The Crisis
Every major disaster in the last twenty years has exposed the same failure — not in the people who respond, but in the systems built to coordinate them.
Resource tracking systems crash under surge. Search and rescue teams cover the same ground while entire communities go unchecked.
Volunteers, nonprofits, and agencies all respond — but without a coordination layer, the help becomes part of the problem.
Disasters Are Accelerating
Communities are hit before they've recovered from the last one. The frequency and severity keep increasing.
The Safety Net Is Shrinking
Non-lifesaving disaster recovery cut. Twenty states suing to restart preparedness grants. $24.4 billion funding shortfall.
The Response Is a Mess
After Helene, 54 fire departments, hundreds of nonprofits, and thousands of volunteers responded — across 19 different systems with zero shared visibility.
This pattern isn't local.
It's global.
The Help Exists
People respond. They always do. But they are overwhelmed.
Citizens
Three out of four people turn to neighbors before any agency.⁶ People with trucks clear roads. Nurses triage on front porches.
Organizations
Small nonprofits manage thousands of requests on spreadsheets. Faith-based groups self-organize through group chats. Everyone responds.
Emergency Services
85% of state emergency agencies cite infrastructure limitations.⁷ Working with tools from a different era.
The Gap
In 1986, Congress passed Goldwater-Nichols to force the military branches to coordinate. It worked. Nobody ever passed the equivalent for civilian disaster response. The organizations doing this work are extraordinary — they just can't see each other.
The technology to close this gap didn't exist two years ago. It does now.
The Solution
The Coordination Loop
SOS is coordination infrastructure that connects citizens, nonprofits, government agencies, emergency services, and vendors — so that when someone needs help and someone else can provide it, the connection actually happens.
The system doesn't just respond to disasters — it learns from them. Revenue from connecting homeowners with vetted contractors funds coordination for people with no insurance, no savings, no safety net.
Real-Time Coordination
Maria texts: "my roof collapsed. Three kids, no car, no power."
2:14 PM
Matched to Riverside Community Shelter (2.1 mi). Capacity confirmed.

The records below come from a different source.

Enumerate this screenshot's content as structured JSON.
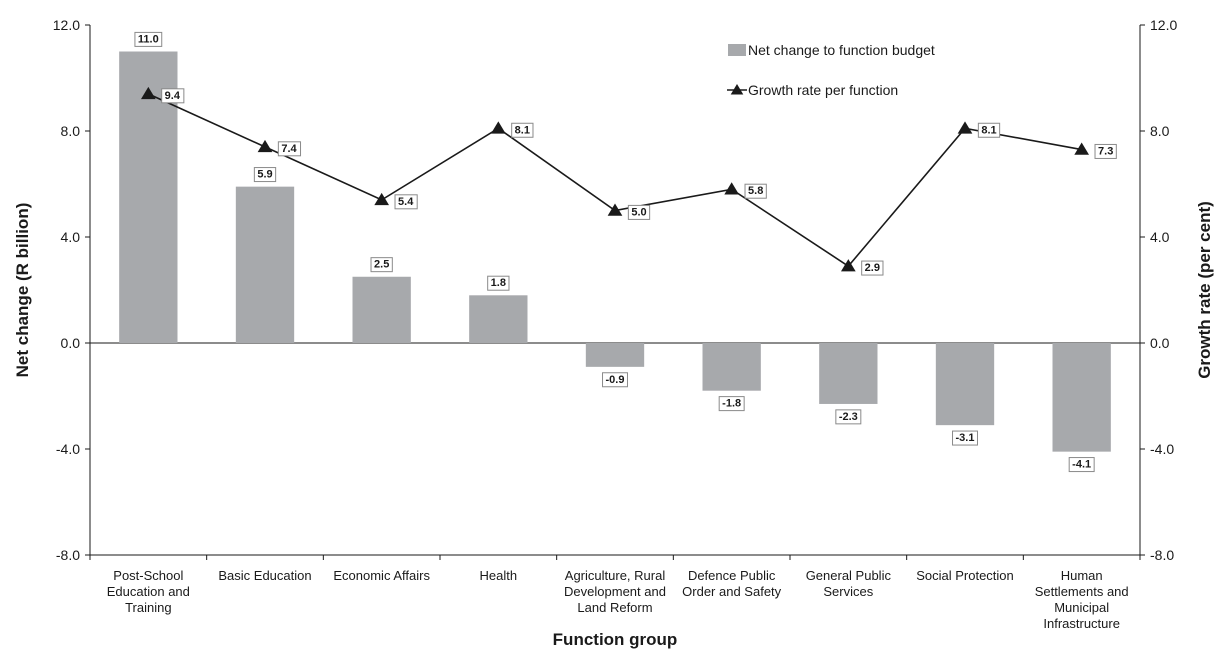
{
  "chart_data": {
    "type": "bar",
    "categories": [
      [
        "Post-School",
        "Education and",
        "Training"
      ],
      [
        "Basic Education"
      ],
      [
        "Economic Affairs"
      ],
      [
        "Health"
      ],
      [
        "Agriculture, Rural",
        "Development and",
        "Land Reform"
      ],
      [
        "Defence Public",
        "Order and Safety"
      ],
      [
        "General Public",
        "Services"
      ],
      [
        "Social Protection"
      ],
      [
        "Human",
        "Settlements and",
        "Municipal",
        "Infrastructure"
      ]
    ],
    "series": [
      {
        "name": "Net change to function budget",
        "type": "bar",
        "axis": "left",
        "color": "#a7a9ac",
        "values": [
          11.0,
          5.9,
          2.5,
          1.8,
          -0.9,
          -1.8,
          -2.3,
          -3.1,
          -4.1
        ],
        "labels": [
          "11.0",
          "5.9",
          "2.5",
          "1.8",
          "-0.9",
          "-1.8",
          "-2.3",
          "-3.1",
          "-4.1"
        ]
      },
      {
        "name": "Growth rate per function",
        "type": "line",
        "axis": "right",
        "marker": "triangle",
        "color": "#1a1a1a",
        "values": [
          9.4,
          7.4,
          5.4,
          8.1,
          5.0,
          5.8,
          2.9,
          8.1,
          7.3
        ],
        "labels": [
          "9.4",
          "7.4",
          "5.4",
          "8.1",
          "5.0",
          "5.8",
          "2.9",
          "8.1",
          "7.3"
        ]
      }
    ],
    "xlabel": "Function group",
    "ylabel": "Net change (R billion)",
    "y2label": "Growth rate (per cent)",
    "ylim": [
      -8,
      12
    ],
    "y2lim": [
      -8,
      12
    ],
    "yticks": [
      "12.0",
      "8.0",
      "4.0",
      "0.0",
      "-4.0",
      "-8.0"
    ],
    "y2ticks": [
      "12.0",
      "8.0",
      "4.0",
      "0.0",
      "-4.0",
      "-8.0"
    ],
    "grid": false,
    "legend_position": "top-right"
  }
}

Three open beds.
2:14 PM — instant
David — retired teacher with a truck — gets the route. ETA 12 minutes.
2:15 PM
Red Cross case worker notified. Maria's intake pre-filled from her initial text.
2:15 PM
FEMA resource tracker updated. Maria's request no longer duplicated across 3 agencies.
2:16 PM
Three kids confirmed safe. Maria connected to long-term housing pipeline.
4:47 PM
Six people. One family. Two minutes.
That's what coordination looks like when the infrastructure exists.
Why We Started
THE ORIGIN
SOS started during Hurricane Helene. Our founder's farmhouse was damaged — he lived in a donated RV for three months. Scraped 4,000 missing persons off Facebook because 211 was down. Drove RV deliveries. Brought Starlink terminals to neighbors cut off for weeks.
THE RESEARCH
20 months of research across two decades of disasters. Every after-action report from Katrina through Helene. Coordination science from MIT and the World Bank. Field interviews with people doing the work. Fourteen structural problems documented. Zero solved between 2005 and 2024.
THE VALUES
Partners keep their data. Citizens control their privacy. No profiles. No surveillance. Communities deserve infrastructure that works for them, not on them. The values are structural, not aspirational.
Our Core Finding
The instinct is already there. What's missing — is infrastructure.